N was in Leeds for a work meeting, so I met him there for the night. There are basically two options to get to Leeds from London, 2 hours by train or 4-6 hours by bus. Unfortunately, I didn’t plan ahead and train tickets the day of were a whopping £105 one way! On the other hand, bus tickets were less than £20 but took way longer. As I’m currently unemployed, I opted for the bus. Horrendous. Do not recommend. I got to Leeds at 8pm after a grueling 6 hours in traffic.
May 1 was Labor Day and a bank holiday, so N and I went up to the Lake District with M and her boyfriend for the long weekend. N, M, and I were all in the same hostel room in Lima a year and a half ago, so it was awesome to meet up again and have a mini reunion. We rented a car in Leeds, and drove two hours to Ambleside.
Our plans were to summit the highest point in England the next day, Scafell Pike (978 m), so we took it easy the first afternoon. We went to Grasmere and stopped by the gingerbread shop where gingerbread was invented. The shop is a tiny place that can barely fit 5 people, but did offer some really delicious gingerbread.

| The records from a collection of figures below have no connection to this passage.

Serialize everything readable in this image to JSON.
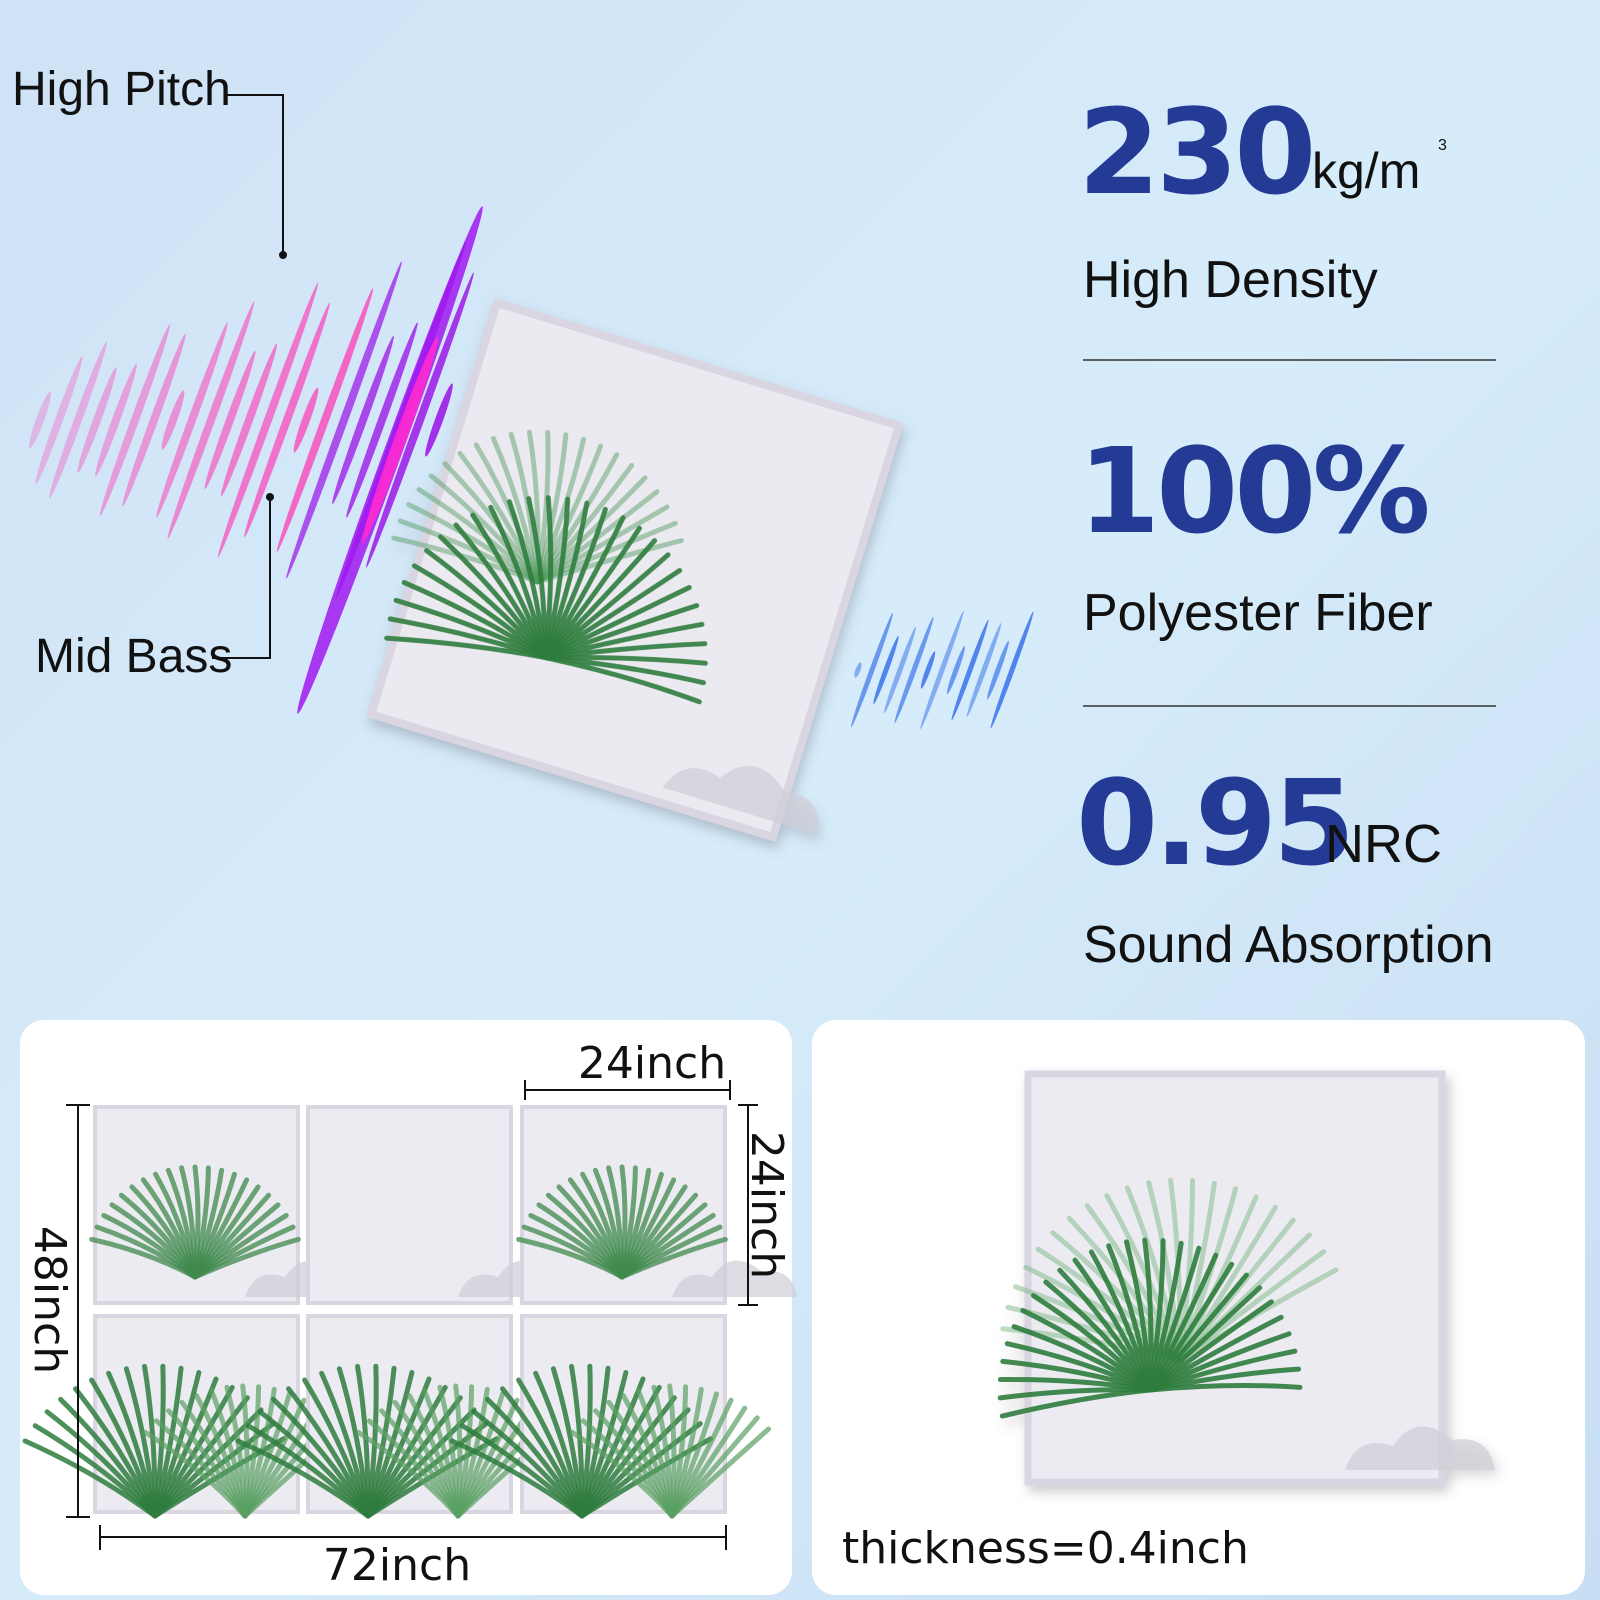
{
  "callouts": {
    "high_pitch": "High Pitch",
    "mid_bass": "Mid Bass"
  },
  "specs": [
    {
      "value": "230",
      "unit": "kg/m",
      "unit_sup": "3",
      "label": "High Density"
    },
    {
      "value": "100%",
      "label": "Polyester Fiber"
    },
    {
      "value": "0.95",
      "unit": "NRC",
      "label": "Sound Absorption"
    }
  ],
  "layout_card": {
    "panel_width": "24inch",
    "panel_height": "24inch",
    "total_height": "48inch",
    "total_width": "72inch"
  },
  "single_card": {
    "thickness": "thickness=0.4inch"
  }
}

If you’re not a fan of ginger, I would not recommend, as it’s a lot less sweet and a lot more ginger-y than the version you find in the US.
We then took a quick walk around our hotel and found some super old Roman ruins, and a very pretty cherry blossom tree.
We woke up the next day pumped to attempt Scafell Pike and discovered a flat tire but no spare 😭. Poor N spent the day waiting for the tow truck while M, M’s boyfriend, and I hiked the nearby Red Screes (776 m). We took the route from the south which starts in town. It’s a slow and gradual incline with stone walls and sheep everywhere. It gets very windy the higher you go, so I highly recommend a windbreaker. Along this route, we encountered a couple false “summits,” but thanks to trusty Google Maps, we knew we still had a ways to go. At the actual summit, there were several pools from the recent rains, and a spectacular 360° view. We met several friendly dogs at the top as well.
We descended along the steep Kirkstone Pass and ended up at the Kirkstone Pass Inn
where we had a couple congratulatory pints. From this point, you can take the bus back to Windermere, but we walked back to Ambleside through the farmland and valley. We took a leisurely 5 hours round trip for this hike, but it can be done in less than 2 hours if you’re in freakishly good shape, as N proved he was after he got back from fixing the flat.
That night, we went to the Unicorn Inn for a couple pints and some live Irish entertainment, courtesy of the Chip Butty Man. The next day, N drove more than 5 hours to get us back to London. He’s the best.
There’s so much information out there about London so I won’t bore you, but I’ll share a few more pics.
Lessons and Tips
- Recommend renting a car if you want to explore the Lake District
- Always check said rental car for a spare tire
- Always carry an umbrella or rain jacket, weather can be unpredictable
- Book hotels and train tickets in advance
- English cask ales are served at cellar temperature, not warm as is a misconception
- London has loads of top notch free museums
- when an older Yorkshire lady calls you “love”, you feel so warm and fuzzy
- A chip butty is a sandwich with French fries and butter
- Clotted cream. Sounds gross, tastes great.